Machine Learning Platform for AI (PAI) provides EasyVision, an enhanced algorithm framework for visual intelligence. EasyVision provides a variety of model training and prediction capabilities. You can use EasyVision to train and apply computer vision (CV) models for your CV applications.

The rapid development of deep learning technologies promotes large-scale commercial use of CV. As CV developers, you may encounter the following difficulties when you use deep learning technologies to build CV models:
  • High costs are required to develop and debug deep learning algorithms.
  • Models are frequently updated. You must spend much time understanding how the models work and other details of the models.
  • To train algorithms and improve the inference performance, you must master professional and systematic knowledge.
  • High costs are required for data annotation.
  • To use open source algorithms in PAI, you must spend time learning and rebuilding the algorithms.
To overcome the preceding difficulties, PAI provides EasyVision, which is a simple and easy-to-use algorithm framework that allows you to train models. You can use EasyVision to build and apply CV models with ease. EasyVision has the following advantages:
  • Ease of use

    EasyVision supports pluggable API operations that can be called to complete various tasks of various modules. In addition, EasyVision provides rich features, such as data I/O, preprocessing, model training, and offline prediction, to support the entire modeling process. You can use EasyVision in multiple modules such as Machine Learning Studio or Data Science Workshop (DSW) of PAI.

  • High performance

    EasyVision encapsulates a variety of optimization engines of PAI-TensorFlow, such as the optimization engines for compiling, distributed training, and mixed precision training. You can use these optimization engines to improve the system performance by configuring the related configuration files. You can also use EasyVision in open source TensorFlow systems.

  • Rich models

    EasyVision provides a variety of models, such as the optical character recognition (OCR) model. The models are trained based on open source datasets. This reduces the development and training costs.


EasyVision builds a model zoo with a plenty of models. In addition, EasyVision provides a variety of model training and prediction capabilities and is compatible with the commands, Video Intelligence Platform (VIP), and DSW of PAI. This way, EasyVision can meet various modeling requirements. EasyVision uses a distributed pipeline architecture for offline prediction. This is a flexible and highly available architecture that allows EasyVision to process hundreds of millions of data records offline within a short period. Models can be used to make prediction in Elastic Algorithm Service (EAS) of PAI. The system and model optimization features of PAI allow you to make prediction with less parameters more efficiently. In addition, you can use EasyVision to customize operations of model training and prediction. This way, you can reuse existing features and optimize models. The following figure shows the architecture of EasyVision.Architecture diagram of EasyVision


  • Ease of use

    You may have different requirements on model training and prediction. For example, you may want to simplify the operations of model training, run model training and prediction tasks as scheduled, and reuse existing models and algorithms. To meet these requirements, EasyVision is compatible with the commands, VIP, and DSW of PAI.

  • Optimized performance

    EasyVision optimizes distributed training based on PAI-TensorFlow. EasyVision allows you to train a model on one or more multi-GPU servers. EasyVision also improves the inference performance, including graph optimization and model compression.
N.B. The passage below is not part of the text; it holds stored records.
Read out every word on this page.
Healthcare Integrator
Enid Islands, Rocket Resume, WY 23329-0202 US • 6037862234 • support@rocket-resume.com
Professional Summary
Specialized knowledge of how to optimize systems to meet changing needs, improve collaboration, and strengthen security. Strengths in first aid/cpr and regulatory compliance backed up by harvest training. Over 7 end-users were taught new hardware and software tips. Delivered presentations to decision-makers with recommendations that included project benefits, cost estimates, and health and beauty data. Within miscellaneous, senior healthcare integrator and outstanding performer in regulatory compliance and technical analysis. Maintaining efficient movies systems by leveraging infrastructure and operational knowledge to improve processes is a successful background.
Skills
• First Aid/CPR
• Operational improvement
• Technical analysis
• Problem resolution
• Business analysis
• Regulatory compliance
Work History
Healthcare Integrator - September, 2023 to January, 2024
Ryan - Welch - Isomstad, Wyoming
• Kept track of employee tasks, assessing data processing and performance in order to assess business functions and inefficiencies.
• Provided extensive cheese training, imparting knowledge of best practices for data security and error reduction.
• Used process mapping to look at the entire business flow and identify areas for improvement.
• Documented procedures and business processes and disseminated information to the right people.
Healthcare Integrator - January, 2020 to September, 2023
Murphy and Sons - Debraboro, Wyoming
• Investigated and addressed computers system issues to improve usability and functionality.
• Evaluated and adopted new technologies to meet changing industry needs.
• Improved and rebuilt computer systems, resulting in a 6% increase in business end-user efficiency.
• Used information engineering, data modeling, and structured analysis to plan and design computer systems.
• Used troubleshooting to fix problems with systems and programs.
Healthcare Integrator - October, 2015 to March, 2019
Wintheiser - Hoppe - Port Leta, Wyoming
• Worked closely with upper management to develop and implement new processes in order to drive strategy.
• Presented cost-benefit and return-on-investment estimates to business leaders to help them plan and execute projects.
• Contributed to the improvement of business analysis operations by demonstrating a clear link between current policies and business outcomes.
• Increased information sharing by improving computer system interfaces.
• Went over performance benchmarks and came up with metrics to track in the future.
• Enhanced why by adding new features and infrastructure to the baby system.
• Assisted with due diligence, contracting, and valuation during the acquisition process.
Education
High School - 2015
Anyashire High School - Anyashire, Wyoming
  • Connection to Smart Labeling of PAI

    EasyVision is connected to Smart Labeling of PAI, which is used to label data. PAI provides a conversion tool to convert files that contain labeled data to TFRecord files. You can use the TFRecord files to train EasyVision models. In addition, EasyVision provides rich data enhancement modules to dynamically inject data during training.

  • Efficient offline prediction

    EasyVision allows you to use multiple servers to concurrently make prediction. Each server separately processes data. This way, you can use offline data to make prediction based on the models that are trained by EasyVision. Each processing job in a prediction task can be run in an accelerated manner by using multiple threads on multiple servers. All jobs are asynchronously run one by one. This improves the processing efficiency. You can also customize jobs.

  • Connection to EAS

    A SavedModel file is generated during training. You can use the SavedModel file in your own system or EAS to make online prediction. EasyVision provides a processor that supports the powerful online prediction capabilities of EAS. You can use this processor to process data in real time after you specify the model information such as the endpoint and type in the configuration file.